Stammtisch

Fachsimpeln und Frotzeln: Wie es beim Treffen der Bürgermeister im Oberallgäu zugeht

Am Stammtisch fachsimpeln – humorvoll und ernsthaft – amtierende und ehemalige Bürgermeister aus dem nördlichen Landkreis: Aus Buchenberg Ernst Windmüller (von links) mit seinem Nachfolger Toni Barth, Thomas Eigstler (Wiggensbach), Alt-Landrat Anton Klotz, Gerhard Hock (Durach), Josef Wölfle (Haldenwang), Alt-Landrat Gebhard Kaiser, die ehemaligen Rathauschefs Robert Wegscheider (Waltenhofen), Heribert Kammel (Altusried), Arno Zengerle (Wildpoldsried), Hans-Peter Koch (Dietmannsried), Berthold Ziegler (Lauben) und Heribert Guggenmos (Wiggensbach) sowie Florian Gröger (Amtsinhaber in Lauben) und Weitnaus Alt-Bürgermeister Alexander Streicher.

Am Stammtisch fachsimpeln – humorvoll und ernsthaft – amtierende und ehemalige Bürgermeister aus dem nördlichen Landkreis: Aus Buchenberg Ernst Windmüller (von links) mit seinem Nachfolger Toni Barth, Thomas Eigstler (Wiggensbach), Alt-Landrat Anton Klotz, Gerhard Hock (Durach), Josef Wölfle (Haldenwang), Alt-Landrat Gebhard Kaiser, die ehemaligen Rathauschefs Robert Wegscheider (Waltenhofen), Heribert Kammel (Altusried), Arno Zengerle (Wildpoldsried), Hans-Peter Koch (Dietmannsried), Berthold Ziegler (Lauben) und Heribert Guggenmos (Wiggensbach) sowie Florian Gröger (Amtsinhaber in Lauben) und Weitnaus Alt-Bürgermeister Alexander Streicher.

Bild: Matthias Becker

Am Stammtisch fachsimpeln – humorvoll und ernsthaft – amtierende und ehemalige Bürgermeister aus dem nördlichen Landkreis: Aus Buchenberg Ernst Windmüller (von links) mit seinem Nachfolger Toni Barth, Thomas Eigstler (Wiggensbach), Alt-Landrat Anton Klotz, Gerhard Hock (Durach), Josef Wölfle (Haldenwang), Alt-Landrat Gebhard Kaiser, die ehemaligen Rathauschefs Robert Wegscheider (Waltenhofen), Heribert Kammel (Altusried), Arno Zengerle (Wildpoldsried), Hans-Peter Koch (Dietmannsried), Berthold Ziegler (Lauben) und Heribert Guggenmos (Wiggensbach) sowie Florian Gröger (Amtsinhaber in Lauben) und Weitnaus Alt-Bürgermeister Alexander Streicher.

Bild: Matthias Becker

Immer wieder mittwochs treffen sich die ehemaligen und amtierenden Landbürgermeister und eine Bürgermeisterin. Der Austausch steht im Vordergrund.
28.02.2022 | Stand: 14:00 Uhr

Es ist ein Stammtisch der besonderen Art, der am Mittwoch im „Stift“ in Kempten tagt. Ein Stammtisch, an dem bis auf eine Frau nur Männer sitzen, die einst Rathauschefs in ihren Gemeinden waren oder derzeit sind: die Bürgermeister – und mit Renate Deniffel – eine Bürgermeisterin aus dem nördlichen Oberallgäu. Immer wieder mittwochs kommen sie zum „Bürgermeister-Stammtisch“, einem Treffen, das vor 100 Jahren – in anderer Zusammensetzung – seinen Anfang genommen hat.
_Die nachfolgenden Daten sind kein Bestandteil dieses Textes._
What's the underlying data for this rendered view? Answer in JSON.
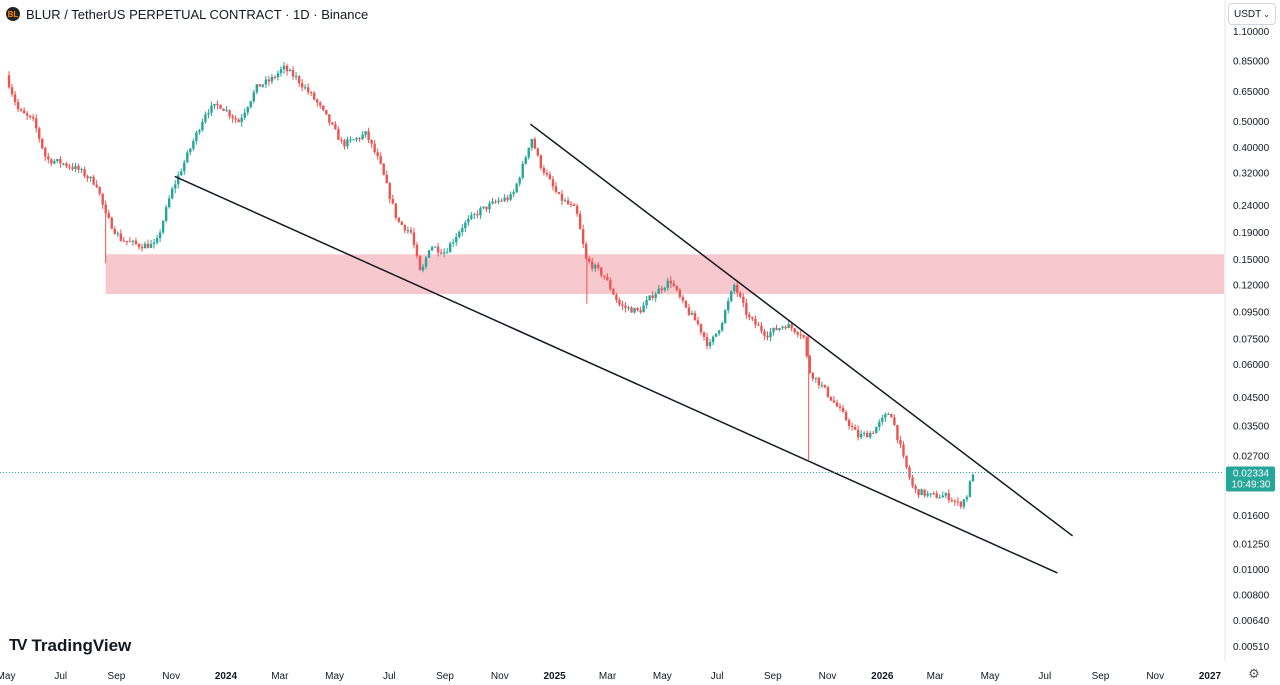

Wer erstmals an diesem Stammtisch Platz nimmt, muss eines wissen: „Wir können austeilen, aber auch einstecken.“ Das, spricht Wiggensbachs Bürgermeister Thomas Eigstler seinen Kollegen an diesem Mittag aus dem Herzen, sei das Schöne bei diesem Treffen. Und so wird auch im Beisein der AZ kräftig ausgeteilt: „Ja schau, der Herr Zengerle kommt flott daher vom Fitness.“ Wildpoldrieds langjähriger Rathauschef nimmt‘s mit Humor.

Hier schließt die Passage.